Earthflow- primary flow of debris, may involve rotational

sliding (useally on slumps), Scarp above (head of flow,

leaves a scar), Hummocky surface in lower portion,

May be slow or fast.

‘SOLIFLUCTION’ – role of permafrost in cold climates.

Mudflow- flow of watery debris, occurs where lack of

vegetation is present, Dry Climates, Volcanoes, Forest Fires.

Patterned Ground- Permafrost weak in spots causes

linear areas of rock accumulation caused by gravity.

Found: Alaska, even MARS!

Rockfall- Bedrock breaking loose on cliffs.

‘TALUS’ – Web shape accumulation at the base of a slope.

Continues to move under heave slope.

Rockslide- Rocks sliding along planes of weakness

parallel to the slope, bed rock is involved.

Slope ‘Stitching’- the drilling of holes, then embedding

a big bolt with concrete into the rock. Holds and stitches

rock material together.

Tectonics HYPSOGRAPHIC CURVE

Shows the relationship between

height of the land & depths of

the ocean.

Craton- area of relative stability, composed of Shields

and Platforms.

Shield- oldest rocks, form continental crust,

stable, slowly eroding away, granite.

Platform- surrounds shields may even cover it,

stable, newer rocks.

Orogenic Belt- tectonic plate margins, compressed, mnt’s

Major Provinces of the North Atlantic Ocean Floor

-Continental Margin-(close to continent)

-Ocean Basin Floor-(flat, mid-reaches)

-Mid-Ocean Ridge-(divergent, ridges)

Passive vs. Active Continental Margins

-Depends on the margins proximity to plate boundaries.

Passive Margin

-Embedded within the interior of a plate

(large accumulation of sediment)

-No plate boundary

-No major tectonic activity

(not being deformed)

+SHELF

-underlain by the continental crust, “considered part of the continent.”

-average width = 70 km (up to 1,500 km, broadest in the Arctic Ocean)

-average slope = 0.1o (almost flat!)

-average depth = 135 m

-shape determined by tectonic margin (mimics coastal shape)

+SLOPE

-average slope = 4o (1o – 25o, less along passive margins, greater at active margins)

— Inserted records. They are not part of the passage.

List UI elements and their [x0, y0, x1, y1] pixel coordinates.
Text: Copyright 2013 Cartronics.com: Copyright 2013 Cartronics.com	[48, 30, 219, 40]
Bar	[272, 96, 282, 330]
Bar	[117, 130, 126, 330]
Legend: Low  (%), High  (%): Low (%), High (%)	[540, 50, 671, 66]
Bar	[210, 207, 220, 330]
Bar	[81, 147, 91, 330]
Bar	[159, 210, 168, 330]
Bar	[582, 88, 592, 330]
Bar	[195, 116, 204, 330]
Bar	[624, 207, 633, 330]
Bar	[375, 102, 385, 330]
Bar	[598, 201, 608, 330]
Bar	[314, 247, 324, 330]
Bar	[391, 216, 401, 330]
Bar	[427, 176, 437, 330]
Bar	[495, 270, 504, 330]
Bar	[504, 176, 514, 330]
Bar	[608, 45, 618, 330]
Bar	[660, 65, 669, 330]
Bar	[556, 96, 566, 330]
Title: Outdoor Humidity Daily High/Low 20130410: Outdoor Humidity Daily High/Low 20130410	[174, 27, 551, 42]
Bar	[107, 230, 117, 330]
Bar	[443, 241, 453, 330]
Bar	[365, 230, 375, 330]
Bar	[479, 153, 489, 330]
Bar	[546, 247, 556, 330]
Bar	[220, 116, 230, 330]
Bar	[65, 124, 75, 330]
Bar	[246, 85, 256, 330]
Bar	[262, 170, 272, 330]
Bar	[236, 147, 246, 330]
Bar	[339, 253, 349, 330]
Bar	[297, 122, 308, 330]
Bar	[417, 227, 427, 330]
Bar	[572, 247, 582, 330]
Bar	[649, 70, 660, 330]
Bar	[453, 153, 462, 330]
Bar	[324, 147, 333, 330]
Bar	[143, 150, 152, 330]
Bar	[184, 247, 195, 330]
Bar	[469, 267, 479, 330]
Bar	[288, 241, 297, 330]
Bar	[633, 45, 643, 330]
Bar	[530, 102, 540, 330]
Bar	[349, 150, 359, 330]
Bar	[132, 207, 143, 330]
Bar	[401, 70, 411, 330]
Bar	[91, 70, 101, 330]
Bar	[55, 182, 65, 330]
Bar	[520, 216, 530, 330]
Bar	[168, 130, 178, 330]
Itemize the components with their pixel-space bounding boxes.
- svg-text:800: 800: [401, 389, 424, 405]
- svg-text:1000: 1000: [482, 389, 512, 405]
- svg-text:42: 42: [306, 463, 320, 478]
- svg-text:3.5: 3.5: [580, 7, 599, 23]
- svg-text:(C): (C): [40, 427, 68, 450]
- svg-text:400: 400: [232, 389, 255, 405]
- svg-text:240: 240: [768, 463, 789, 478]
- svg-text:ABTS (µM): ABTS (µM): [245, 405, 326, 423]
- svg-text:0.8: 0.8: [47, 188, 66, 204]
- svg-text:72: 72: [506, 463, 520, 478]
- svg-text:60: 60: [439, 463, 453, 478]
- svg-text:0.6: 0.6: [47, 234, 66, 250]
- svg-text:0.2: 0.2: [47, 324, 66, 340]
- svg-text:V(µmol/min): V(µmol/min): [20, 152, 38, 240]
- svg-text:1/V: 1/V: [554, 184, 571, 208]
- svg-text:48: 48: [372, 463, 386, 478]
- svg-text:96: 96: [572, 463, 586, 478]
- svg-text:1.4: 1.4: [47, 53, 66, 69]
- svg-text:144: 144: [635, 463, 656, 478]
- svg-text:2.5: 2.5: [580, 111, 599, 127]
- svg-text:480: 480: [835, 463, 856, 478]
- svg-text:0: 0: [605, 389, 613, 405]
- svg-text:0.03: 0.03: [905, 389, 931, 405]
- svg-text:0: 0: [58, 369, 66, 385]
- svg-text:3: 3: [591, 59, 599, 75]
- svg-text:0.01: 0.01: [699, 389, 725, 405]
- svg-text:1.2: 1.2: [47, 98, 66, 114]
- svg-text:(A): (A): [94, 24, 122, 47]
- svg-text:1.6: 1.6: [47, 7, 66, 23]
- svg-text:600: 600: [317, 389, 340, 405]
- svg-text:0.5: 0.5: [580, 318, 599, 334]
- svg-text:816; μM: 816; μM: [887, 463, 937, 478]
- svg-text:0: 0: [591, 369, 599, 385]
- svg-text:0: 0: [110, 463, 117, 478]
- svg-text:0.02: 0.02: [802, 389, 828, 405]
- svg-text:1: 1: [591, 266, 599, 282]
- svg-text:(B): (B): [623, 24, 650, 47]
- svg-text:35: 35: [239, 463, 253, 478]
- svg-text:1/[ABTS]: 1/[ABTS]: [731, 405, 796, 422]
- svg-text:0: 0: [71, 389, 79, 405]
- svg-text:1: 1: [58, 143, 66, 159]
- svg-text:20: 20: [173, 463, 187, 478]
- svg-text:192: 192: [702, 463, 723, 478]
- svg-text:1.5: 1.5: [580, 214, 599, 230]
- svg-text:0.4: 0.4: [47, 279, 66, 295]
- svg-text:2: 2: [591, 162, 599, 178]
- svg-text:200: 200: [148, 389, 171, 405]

-‘Turbidity Currents’ – under sea mud flow

+RISE

-accumulation of sediments called “TURBIDITES”

“Graded Bedding” - coarse grains on top, fine grains on the bottom.

Active Margin

Plate Boundaries;

Convergent

-Shelf

-Slope (steep)

-Trench

Transform

-Continental Borderland

>>Rugged

Trenches

-Deepest parts of the ocean

(deepest = Marianna Trench, 11,022 m)

-Formed by plate convergence

-Most are in the Pacific Ocean

-Associated with “Volcanic Arcs”

(Volcanic Island Arc, Continental Arc)

Mid-Atlantic Ridge

-Traverse the center of the Atlantic Ocean

-Contains a central down dropped rift valley

-Comes above sea level in ‘Iceland’

Rift Valley- forms when plates split apart.

FISSURES- linear volcanic vent.

DOWN DROPPED AREA- associated with earthquakes and normal faults.

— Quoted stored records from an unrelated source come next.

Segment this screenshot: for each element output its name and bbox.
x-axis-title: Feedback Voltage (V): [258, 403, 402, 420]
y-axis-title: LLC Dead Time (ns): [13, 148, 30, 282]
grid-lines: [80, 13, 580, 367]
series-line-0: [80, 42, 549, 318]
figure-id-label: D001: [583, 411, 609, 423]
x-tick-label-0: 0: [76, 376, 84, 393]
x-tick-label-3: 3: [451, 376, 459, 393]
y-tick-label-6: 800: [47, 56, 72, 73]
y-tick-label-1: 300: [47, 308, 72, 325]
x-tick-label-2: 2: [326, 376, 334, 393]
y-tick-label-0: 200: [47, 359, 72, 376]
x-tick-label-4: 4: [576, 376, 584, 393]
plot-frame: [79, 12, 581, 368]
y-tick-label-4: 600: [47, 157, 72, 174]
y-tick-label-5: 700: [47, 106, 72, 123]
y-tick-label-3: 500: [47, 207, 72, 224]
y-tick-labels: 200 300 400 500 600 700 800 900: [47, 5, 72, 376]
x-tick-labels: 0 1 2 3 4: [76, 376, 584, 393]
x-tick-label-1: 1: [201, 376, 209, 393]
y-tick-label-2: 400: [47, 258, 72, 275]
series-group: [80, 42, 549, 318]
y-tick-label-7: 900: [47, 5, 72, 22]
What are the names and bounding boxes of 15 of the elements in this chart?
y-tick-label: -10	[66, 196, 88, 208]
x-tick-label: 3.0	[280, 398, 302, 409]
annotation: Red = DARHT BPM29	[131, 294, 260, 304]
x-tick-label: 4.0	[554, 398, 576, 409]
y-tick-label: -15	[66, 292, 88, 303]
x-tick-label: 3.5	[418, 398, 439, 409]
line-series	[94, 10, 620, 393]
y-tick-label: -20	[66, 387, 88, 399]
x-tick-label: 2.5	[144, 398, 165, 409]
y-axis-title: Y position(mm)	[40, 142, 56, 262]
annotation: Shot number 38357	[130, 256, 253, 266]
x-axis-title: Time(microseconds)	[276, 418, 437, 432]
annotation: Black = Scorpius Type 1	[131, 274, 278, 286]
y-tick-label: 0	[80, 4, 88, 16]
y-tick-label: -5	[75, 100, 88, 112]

Pillow Lava- forms when hot lava comes in contact with

Cold sea water. A basalt composition, rounded top,

“V” shaped bottom.

Transform Faults

-Occurs between segments of the

mid-ocean ridges.

-Transform plate boundaries

-Moves in the opposite directions

Fracture Zones

-Occur beyond segments of the mid-ocean ridge

-NOT a plate boundary

-Movement is in the same direction

Abyssal Plains

-Deep flat areas, formed by suspension

settling.

-Bio-genetic platonic sediments that die

and settle out.

-“Litholic” – near rocky land

-Volcanic peaks poke through called;

Seamounts- mountain rising from the sea floor and doesn’t reach the

water’s surface.

Tablemounts (guyots)- flat topped from wave abrasion, once at sea level.

Atleast 1,000 m in height.

Abyssal Hills- small hills on the ocean floor under 1,000 m high. Rounded

tops with average heights of 200 m, MOST ABUNDANT FEATURE ON EARTH!

Most common in the Pacific Ocean where sediment rates are lower.